Regardless of that however, these things happen and the incident does nothing to change the fact that Jan is one of the best referees in the world, if not the best and hopefully this will be remembered by all who watch the game. Being a referee is far from an easy task given the levels of concentration required and it is only because such incidents are so rare in the game that they warrant so much discussion when they do happen.

For me a bigger problem than how many points the foul should have been would appear to be the difficulty involved in rectifying the arena scoreboard when there is an error, regardless of the circumstances. You may be wondering why given that one point needed to be added to Graeme’s score, a point could not simply have been added to his tally.

As I understand it however (and I am open to correction on this), the only way to do so would be to show that he has potted a red, thereby removing a red from the remaining screen which in turn would affect the points remaining tally not only on the arena scoreboard, but on the livescoring on your PC. When you take into account in-play betting, the consequences of this could be wider-reaching than would first appear!

Presumably there is a good reason why this cannot be easily sorted, but it just means that in the rare event that the scoreboard is not correct, it can take some sorting out.

 

  • Robh

    I’ve always thought it was the highest foul that counted, which makes sense as otherwise Higgins would have effectively ‘got away’ with a 5 point foul, just because he made a 4 point one before hand. Was surprised that the commentators thought differently.

    I suspect the computertized scoring system is tied to the number of balls on the table to make input errors a lot harder, although why they can’t quickly go back and change the 4pt foul to a 5pt I don’t know, it did take far too long.

  • Alan

    I saw the incident on tv and still maintain that the foul was committed on the brown and not the blue, so it was four points away.

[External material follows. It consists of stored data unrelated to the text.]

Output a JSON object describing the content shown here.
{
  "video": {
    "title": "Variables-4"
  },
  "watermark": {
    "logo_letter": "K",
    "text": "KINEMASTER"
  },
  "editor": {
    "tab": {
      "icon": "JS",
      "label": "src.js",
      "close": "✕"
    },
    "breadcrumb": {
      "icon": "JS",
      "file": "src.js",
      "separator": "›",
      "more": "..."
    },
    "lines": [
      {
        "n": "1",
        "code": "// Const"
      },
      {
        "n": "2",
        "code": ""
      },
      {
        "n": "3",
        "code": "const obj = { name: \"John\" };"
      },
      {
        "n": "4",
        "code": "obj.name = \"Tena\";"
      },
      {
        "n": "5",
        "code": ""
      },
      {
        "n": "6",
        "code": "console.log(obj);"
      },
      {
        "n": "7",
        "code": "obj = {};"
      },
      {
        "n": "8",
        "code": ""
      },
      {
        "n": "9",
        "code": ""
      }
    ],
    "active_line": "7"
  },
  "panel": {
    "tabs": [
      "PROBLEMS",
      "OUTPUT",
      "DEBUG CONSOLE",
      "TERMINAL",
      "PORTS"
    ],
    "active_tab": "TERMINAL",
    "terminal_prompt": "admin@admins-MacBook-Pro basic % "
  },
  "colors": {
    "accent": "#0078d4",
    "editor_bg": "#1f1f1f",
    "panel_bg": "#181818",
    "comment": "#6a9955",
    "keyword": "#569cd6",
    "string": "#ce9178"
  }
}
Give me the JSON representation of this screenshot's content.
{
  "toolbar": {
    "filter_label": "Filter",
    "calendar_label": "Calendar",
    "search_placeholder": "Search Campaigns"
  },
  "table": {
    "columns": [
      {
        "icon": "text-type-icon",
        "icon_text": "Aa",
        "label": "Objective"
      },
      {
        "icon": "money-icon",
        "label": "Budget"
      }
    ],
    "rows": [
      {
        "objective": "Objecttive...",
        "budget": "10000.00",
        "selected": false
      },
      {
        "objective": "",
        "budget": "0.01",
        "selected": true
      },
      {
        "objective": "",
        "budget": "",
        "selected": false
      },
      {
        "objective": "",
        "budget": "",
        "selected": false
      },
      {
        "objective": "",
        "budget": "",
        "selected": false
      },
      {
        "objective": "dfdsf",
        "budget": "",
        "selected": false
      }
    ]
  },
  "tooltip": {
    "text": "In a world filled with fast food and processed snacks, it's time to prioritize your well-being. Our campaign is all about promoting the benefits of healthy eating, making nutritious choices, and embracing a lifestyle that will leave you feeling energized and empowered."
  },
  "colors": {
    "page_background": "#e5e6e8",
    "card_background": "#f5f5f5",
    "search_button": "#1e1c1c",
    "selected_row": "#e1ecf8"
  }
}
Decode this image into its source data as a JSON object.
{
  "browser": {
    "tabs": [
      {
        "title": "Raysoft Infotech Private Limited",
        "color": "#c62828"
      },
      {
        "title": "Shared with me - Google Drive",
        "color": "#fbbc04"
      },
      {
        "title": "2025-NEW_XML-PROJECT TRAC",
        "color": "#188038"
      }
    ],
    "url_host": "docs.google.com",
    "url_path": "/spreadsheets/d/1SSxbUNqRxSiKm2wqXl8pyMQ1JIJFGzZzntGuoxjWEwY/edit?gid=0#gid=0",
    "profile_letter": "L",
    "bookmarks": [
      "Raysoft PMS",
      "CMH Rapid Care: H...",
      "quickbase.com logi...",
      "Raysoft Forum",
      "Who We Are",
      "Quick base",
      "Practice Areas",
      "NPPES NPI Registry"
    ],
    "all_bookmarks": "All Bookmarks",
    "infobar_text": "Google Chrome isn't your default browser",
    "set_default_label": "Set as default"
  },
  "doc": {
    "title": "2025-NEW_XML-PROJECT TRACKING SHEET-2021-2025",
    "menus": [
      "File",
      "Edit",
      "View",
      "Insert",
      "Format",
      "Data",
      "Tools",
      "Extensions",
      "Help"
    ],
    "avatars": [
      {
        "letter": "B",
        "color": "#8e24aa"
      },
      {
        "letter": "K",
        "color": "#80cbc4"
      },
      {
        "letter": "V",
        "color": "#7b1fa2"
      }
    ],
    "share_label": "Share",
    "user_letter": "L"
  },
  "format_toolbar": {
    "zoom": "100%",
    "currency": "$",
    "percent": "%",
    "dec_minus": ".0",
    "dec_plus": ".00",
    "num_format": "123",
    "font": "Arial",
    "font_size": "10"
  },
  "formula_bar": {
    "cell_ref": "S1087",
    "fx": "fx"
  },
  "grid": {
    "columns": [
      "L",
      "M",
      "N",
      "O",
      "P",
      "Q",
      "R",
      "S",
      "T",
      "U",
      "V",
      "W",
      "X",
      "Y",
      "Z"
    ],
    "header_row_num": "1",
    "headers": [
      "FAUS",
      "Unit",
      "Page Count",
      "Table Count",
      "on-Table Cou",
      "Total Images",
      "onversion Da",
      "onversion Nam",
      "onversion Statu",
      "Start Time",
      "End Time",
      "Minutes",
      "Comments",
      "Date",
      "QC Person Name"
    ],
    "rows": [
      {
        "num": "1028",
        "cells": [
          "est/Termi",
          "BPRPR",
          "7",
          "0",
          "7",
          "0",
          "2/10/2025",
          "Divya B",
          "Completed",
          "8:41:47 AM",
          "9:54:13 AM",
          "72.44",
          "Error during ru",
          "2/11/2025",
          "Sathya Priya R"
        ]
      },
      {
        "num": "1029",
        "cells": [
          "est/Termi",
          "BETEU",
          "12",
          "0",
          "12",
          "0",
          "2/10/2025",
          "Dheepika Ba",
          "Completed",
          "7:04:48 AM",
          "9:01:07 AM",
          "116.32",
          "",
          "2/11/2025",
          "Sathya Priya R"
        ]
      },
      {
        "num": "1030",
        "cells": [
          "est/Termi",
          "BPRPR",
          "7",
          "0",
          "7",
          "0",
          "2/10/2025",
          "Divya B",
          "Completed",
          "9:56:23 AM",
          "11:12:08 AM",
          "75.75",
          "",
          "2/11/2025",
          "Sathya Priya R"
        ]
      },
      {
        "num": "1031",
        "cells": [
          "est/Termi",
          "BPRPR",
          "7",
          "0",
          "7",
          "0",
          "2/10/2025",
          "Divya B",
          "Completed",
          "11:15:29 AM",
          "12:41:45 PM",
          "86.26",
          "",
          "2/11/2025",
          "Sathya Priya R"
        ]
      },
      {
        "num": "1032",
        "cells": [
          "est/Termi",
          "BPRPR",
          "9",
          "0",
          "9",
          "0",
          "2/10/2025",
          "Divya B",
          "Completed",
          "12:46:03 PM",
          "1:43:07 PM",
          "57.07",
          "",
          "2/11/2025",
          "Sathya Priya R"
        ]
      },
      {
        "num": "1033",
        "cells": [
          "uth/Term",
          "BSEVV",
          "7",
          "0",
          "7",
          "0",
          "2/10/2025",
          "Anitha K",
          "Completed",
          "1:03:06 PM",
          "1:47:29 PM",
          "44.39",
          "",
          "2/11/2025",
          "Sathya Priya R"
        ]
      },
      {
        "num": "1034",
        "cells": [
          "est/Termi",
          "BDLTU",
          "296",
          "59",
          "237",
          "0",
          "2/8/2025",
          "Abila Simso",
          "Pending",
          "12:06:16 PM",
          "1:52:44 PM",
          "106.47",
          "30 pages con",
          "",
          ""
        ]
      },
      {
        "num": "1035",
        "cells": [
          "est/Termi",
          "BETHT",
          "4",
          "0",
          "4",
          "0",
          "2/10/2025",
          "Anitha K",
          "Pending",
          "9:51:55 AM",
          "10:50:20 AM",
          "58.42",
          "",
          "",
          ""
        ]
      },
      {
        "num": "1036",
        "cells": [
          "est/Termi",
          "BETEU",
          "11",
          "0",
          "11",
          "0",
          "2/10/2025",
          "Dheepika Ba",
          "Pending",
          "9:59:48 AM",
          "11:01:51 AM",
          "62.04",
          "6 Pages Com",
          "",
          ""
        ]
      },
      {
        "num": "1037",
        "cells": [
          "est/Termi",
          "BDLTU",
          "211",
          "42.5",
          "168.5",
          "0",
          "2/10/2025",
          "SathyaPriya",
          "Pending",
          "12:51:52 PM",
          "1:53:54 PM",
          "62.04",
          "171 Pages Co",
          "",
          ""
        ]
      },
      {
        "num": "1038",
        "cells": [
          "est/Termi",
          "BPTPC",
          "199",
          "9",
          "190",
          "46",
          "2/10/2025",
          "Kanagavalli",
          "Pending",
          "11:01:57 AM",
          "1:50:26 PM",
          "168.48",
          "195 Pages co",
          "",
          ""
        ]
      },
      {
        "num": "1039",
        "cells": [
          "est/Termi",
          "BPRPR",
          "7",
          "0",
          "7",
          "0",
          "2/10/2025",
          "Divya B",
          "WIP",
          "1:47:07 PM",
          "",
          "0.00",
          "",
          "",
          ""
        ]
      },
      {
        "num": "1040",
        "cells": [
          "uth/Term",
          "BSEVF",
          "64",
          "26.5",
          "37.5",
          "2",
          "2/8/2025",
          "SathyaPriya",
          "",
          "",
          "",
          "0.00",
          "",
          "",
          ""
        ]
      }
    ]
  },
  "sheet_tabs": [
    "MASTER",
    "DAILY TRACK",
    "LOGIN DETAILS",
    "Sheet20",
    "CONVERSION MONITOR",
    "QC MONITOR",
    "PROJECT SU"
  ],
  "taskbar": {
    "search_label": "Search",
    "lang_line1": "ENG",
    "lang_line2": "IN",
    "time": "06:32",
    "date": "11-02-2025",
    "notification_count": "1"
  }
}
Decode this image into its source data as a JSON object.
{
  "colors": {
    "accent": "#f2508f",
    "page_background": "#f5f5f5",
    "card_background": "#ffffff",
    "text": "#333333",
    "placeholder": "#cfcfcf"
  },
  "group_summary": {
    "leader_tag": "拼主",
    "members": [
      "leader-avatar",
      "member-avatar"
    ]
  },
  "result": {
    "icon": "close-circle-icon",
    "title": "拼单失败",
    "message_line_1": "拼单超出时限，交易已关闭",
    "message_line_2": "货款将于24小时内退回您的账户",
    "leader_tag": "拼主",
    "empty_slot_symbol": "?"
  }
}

    It would be no different from a scenario where a red is the “ball on”, but a player hits the brown first with the cue-ball, and then the cue-ball goes onto hit the blue subsequently. The foul was initially on the brown, not the blue, so four points away.

    • Cab

      It wasn’t the cue ball that hit the brown, it was his cue. Blue was the first ball that was hit by the cue ball.
      They are two different situations. In the situation where the cue ball hits brown first and then also hits blue, only one foul has occurred, as any balls hit after the initial contact aren’t fouls. But the situation that happened here was that there were two different kinds of fouls committed, hitting the brown with the cue, and hitting the blue with the cue ball, and the higher of those fouls should be forced.

  • Seamus

    What counts as a separate foul though? If the cue ball hits the blue and then the pink when going for a red, that’s a 5, right? That isn’t counted as a separate foul?

  • BoroPhil

    It has to be the highest foul, like Robh says otherwise you could get away with it. In theory you could see the cue ball heading towards the black, ‘accidentally’ clip the brown with the cue and save yourself 3 points.

  • BoroPhil

    and Seamus once the white has hit the blue (or whatever the first ball is), it can hit as many balls as it likes after that, they aren’t fouls. Only the first impact the cue ball makes can be a foul.

  • Chris Downer

    Yes, it is right that the scoreboard cannot be simply corrected by adding a point on or taking one off. It is exactly for the reason suggested – that the scoreboard also records the number of reds left and that is important with the advent of in-play betting.
    When a red is pocketed in a foul stroke, the red has to be manually removed from the ‘reds remaining’ by the recorder because of course it is unaccounted for in the scores. Very occasionally this is overlooked and the scoreboard states that there is a red remaining when you get down to the colours – I’ve not seen it go beyond that so can’t comment what happens next!